I have a few SOG knives, purchased a few years ago. They're okay, but a bit pricey for what they are. Some of their troubles may indeed be due partly to poor "branding", as I can't even recall the names of the SOG knives that I have. One is called something like SEAL Team or SEAL PUP. Not only that, but they mostly look the same too. 5 or 6 inch blades with serrations and black plastic handles, made in Taiwan. The quality, I can't complain of, but how many of these knives does anyone need? In the end, their designs, materials, and quality/price ratio aren't anywhere near as good as other "tactical" knife companies, like TOPS, Busse, Blackjack (the Bark River models) or even Spanish knives like Muela and Nieto. These other companies are turning out better products, and it seems the market reflects that fact.
[The James Brand and Gerber* disliked this comment.]
* with their slick new urban Portland marketing campaign
I like seeing everyone's take on SOG. They've strayed for the most part from their 80s fixed blade roots which to me were impressive. I like big bowie fixed blades! I have not tried any of their multi tools and seems a few here think they are worth looking at. I just have a Leatherman Juice for now.

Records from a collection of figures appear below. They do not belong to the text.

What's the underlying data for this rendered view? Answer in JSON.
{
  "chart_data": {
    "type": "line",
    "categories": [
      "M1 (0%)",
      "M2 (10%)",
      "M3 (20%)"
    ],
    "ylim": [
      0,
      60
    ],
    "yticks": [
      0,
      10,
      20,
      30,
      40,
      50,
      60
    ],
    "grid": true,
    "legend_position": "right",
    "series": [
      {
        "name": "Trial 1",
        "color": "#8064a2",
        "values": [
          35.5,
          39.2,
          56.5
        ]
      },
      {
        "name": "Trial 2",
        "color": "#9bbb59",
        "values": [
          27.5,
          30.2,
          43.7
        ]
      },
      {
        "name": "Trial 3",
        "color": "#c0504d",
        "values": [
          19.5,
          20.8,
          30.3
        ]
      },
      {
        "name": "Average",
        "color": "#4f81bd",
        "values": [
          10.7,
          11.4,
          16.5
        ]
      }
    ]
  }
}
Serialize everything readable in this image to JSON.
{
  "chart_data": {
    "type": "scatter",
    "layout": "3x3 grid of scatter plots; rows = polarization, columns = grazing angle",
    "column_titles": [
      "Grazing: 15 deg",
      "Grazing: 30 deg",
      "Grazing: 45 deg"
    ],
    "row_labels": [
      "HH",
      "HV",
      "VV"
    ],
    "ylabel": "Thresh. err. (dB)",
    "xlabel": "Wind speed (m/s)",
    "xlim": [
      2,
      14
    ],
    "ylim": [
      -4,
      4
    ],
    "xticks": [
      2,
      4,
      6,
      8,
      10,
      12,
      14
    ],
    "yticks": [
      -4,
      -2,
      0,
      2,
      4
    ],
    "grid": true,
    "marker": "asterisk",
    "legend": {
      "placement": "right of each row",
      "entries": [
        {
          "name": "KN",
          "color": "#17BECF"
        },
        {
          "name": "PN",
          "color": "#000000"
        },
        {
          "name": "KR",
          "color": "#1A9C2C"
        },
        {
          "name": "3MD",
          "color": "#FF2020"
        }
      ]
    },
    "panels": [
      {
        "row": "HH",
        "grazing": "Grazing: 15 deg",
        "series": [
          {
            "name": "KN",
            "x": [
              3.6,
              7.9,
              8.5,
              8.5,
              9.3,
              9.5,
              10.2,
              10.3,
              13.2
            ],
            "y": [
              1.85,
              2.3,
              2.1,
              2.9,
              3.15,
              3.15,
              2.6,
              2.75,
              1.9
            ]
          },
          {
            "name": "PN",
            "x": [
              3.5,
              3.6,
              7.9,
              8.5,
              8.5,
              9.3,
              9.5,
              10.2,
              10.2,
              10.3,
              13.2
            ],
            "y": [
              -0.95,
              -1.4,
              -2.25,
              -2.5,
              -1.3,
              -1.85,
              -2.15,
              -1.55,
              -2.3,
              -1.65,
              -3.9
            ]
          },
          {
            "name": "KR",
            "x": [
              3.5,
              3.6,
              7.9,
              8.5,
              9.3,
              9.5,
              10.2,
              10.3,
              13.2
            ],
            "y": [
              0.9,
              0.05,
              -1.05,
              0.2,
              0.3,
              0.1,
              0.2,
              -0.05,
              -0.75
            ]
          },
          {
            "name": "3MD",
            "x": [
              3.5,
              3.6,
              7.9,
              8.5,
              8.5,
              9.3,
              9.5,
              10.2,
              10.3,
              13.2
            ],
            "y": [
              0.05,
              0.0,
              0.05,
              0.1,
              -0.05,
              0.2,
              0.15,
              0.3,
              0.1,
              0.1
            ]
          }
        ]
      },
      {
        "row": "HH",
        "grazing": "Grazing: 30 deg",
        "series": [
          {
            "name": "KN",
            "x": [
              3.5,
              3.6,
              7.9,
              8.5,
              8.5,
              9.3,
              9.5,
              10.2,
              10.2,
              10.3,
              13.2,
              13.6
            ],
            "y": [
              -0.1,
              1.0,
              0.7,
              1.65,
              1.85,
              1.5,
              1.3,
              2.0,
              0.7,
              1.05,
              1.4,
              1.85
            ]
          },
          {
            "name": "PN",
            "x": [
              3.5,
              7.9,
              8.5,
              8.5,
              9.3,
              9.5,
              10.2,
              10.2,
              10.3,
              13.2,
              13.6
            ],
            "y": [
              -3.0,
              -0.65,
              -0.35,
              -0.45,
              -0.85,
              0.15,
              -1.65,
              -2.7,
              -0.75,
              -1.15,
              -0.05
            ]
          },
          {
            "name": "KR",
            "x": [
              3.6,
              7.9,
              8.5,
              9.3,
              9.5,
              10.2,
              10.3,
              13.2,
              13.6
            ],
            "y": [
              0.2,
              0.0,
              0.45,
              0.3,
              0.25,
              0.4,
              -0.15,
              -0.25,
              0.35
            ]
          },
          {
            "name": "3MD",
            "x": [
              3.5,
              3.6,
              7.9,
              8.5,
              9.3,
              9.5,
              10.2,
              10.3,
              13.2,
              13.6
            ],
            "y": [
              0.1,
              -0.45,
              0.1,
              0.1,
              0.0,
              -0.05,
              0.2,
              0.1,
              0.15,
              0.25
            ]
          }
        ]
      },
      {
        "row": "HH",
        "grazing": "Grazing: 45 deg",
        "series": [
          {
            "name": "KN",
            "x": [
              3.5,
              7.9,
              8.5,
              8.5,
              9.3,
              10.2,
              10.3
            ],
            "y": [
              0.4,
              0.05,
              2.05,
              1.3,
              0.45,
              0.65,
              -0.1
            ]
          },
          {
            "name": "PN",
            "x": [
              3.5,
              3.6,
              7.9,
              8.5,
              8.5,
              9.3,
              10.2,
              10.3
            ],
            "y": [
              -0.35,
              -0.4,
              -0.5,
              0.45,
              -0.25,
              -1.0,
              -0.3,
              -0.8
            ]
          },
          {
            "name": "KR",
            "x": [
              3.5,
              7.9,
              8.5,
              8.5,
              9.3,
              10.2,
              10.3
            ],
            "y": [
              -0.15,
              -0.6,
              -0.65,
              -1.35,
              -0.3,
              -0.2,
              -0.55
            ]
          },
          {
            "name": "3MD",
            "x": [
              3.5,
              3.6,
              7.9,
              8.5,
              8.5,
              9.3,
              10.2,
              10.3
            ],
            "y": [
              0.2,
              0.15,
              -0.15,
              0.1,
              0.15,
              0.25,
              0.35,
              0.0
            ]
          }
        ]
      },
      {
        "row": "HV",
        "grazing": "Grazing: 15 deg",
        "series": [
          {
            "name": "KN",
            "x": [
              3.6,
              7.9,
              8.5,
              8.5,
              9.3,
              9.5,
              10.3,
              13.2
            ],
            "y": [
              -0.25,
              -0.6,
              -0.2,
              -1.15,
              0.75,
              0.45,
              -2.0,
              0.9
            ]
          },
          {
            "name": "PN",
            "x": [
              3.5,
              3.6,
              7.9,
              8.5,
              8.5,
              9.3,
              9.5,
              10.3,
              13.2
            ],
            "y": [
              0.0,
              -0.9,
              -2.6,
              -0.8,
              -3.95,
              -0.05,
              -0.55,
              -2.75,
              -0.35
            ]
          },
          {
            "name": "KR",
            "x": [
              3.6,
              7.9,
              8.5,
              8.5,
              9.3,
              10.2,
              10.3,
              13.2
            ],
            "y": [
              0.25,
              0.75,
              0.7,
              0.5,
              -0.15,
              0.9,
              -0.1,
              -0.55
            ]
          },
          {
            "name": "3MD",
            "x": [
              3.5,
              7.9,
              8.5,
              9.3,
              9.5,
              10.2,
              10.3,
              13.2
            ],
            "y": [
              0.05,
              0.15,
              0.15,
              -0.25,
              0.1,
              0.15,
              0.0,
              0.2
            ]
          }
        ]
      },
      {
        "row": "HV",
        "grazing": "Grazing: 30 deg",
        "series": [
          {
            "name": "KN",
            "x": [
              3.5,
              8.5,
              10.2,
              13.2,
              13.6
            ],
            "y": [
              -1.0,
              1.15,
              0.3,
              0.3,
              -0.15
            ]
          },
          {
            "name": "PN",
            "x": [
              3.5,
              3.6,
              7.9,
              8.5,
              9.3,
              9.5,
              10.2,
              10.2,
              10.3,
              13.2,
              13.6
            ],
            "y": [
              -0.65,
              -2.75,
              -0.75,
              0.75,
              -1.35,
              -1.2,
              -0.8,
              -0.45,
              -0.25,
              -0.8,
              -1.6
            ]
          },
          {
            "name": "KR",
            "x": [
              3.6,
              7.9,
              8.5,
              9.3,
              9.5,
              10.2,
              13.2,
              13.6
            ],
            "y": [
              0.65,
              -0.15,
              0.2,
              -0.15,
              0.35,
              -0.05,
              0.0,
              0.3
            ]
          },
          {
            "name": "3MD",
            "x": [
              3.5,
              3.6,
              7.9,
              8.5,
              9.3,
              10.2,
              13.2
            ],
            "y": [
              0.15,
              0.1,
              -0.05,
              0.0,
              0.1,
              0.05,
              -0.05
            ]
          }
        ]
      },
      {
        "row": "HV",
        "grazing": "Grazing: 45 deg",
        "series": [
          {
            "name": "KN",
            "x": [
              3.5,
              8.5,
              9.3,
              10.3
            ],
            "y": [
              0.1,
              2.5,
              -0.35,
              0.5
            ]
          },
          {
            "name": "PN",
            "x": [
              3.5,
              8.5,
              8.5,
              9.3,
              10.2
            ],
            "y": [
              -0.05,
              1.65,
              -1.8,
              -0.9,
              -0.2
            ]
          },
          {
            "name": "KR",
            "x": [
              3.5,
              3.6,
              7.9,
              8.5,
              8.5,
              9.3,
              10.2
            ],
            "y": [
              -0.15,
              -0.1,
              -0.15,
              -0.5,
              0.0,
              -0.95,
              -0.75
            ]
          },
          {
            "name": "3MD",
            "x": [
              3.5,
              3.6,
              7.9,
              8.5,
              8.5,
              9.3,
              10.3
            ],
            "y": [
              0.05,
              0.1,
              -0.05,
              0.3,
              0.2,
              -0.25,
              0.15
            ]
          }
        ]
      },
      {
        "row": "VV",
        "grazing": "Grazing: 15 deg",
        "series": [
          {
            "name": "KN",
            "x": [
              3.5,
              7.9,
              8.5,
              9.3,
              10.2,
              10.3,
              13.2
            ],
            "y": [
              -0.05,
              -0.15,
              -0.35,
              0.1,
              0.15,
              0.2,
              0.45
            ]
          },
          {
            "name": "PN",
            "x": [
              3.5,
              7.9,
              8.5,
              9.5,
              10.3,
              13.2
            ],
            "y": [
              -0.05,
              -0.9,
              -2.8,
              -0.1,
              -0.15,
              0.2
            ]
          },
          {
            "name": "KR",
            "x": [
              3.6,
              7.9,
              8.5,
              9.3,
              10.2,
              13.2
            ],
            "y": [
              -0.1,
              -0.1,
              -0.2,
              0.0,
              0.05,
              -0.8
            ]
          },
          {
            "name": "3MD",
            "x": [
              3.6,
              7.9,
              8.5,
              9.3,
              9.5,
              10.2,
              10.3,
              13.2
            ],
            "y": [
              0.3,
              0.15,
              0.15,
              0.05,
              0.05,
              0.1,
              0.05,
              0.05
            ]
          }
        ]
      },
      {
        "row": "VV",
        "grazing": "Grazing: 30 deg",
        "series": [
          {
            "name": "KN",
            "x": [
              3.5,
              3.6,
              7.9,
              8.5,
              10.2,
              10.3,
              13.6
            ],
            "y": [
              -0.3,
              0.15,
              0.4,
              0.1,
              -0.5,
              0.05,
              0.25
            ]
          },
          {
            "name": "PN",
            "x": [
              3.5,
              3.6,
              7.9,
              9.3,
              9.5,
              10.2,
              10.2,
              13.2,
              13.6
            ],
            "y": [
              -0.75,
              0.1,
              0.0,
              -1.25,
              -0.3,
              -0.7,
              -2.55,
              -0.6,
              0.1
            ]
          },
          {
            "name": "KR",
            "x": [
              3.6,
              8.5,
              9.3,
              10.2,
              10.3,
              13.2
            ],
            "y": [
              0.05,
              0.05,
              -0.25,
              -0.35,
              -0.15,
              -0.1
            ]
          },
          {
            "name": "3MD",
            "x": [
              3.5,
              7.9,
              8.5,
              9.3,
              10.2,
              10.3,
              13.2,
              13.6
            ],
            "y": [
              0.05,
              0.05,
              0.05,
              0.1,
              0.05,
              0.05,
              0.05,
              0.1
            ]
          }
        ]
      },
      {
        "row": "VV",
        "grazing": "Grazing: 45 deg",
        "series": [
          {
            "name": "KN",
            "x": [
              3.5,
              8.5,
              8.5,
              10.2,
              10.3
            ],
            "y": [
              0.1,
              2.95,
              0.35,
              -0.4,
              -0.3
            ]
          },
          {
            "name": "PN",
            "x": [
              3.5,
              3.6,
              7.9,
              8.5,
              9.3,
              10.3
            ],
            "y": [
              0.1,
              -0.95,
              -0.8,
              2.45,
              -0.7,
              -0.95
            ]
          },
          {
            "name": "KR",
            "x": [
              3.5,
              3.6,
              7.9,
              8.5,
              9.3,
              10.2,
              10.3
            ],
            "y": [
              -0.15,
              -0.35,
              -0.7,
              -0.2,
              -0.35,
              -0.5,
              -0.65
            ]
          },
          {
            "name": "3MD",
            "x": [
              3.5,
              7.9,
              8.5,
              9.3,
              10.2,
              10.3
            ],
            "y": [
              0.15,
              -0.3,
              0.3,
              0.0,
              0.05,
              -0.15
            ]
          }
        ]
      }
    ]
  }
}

There are many knives that I own that I do not recall the name. It is why I started keeping a list after about 10 years here. I have the Seal Pup and it's not a bad knife. It is very tough. I just don't much care for plastic or plastic-like handles. I say, different strokes for different folks. It is all just part of the evolution of things. In general, SOG's problem is value. There is a tremendous amount of competition in the knife industry and for the most part the cost of SOGs don't often justify the price any more. But that is the impression by people who know versus your average buyer wandering into Bass Pro and looking at knives.
A Flash 2 is the only SOG folder I have left. Got it while I was on my honeymoon. Love the blade geometry. But, you are right, it feels cheap.
Also have a SOG Paratool around here somewhere.
I have no plans to purchase but, I would carry a Sogzilla if I had one.
I own some older Seki-made SOGs. IMO, the nicest is the Tsunami. I also have a Seal 2000 and a Seal Pup. All are nicely-made. The least comfortable of the those three is the Seal 2000. I always felt the Tsunami was ‘too nice’ to use. The Seal Pup is good, but the edge is short for the blade length.
As far as folders go, I have an old Pentagon Elite II, also Seki-made. It’s made fine, but always felt clunky, and a little dangerous and uncomfortable to use.
I have nothing against SOG and hope they rebound again. I’m keeping the SOGs I have, but I have no further interest in their products anymore, and haven’t in a long time.
I believe you. The source I used may not be that reliable.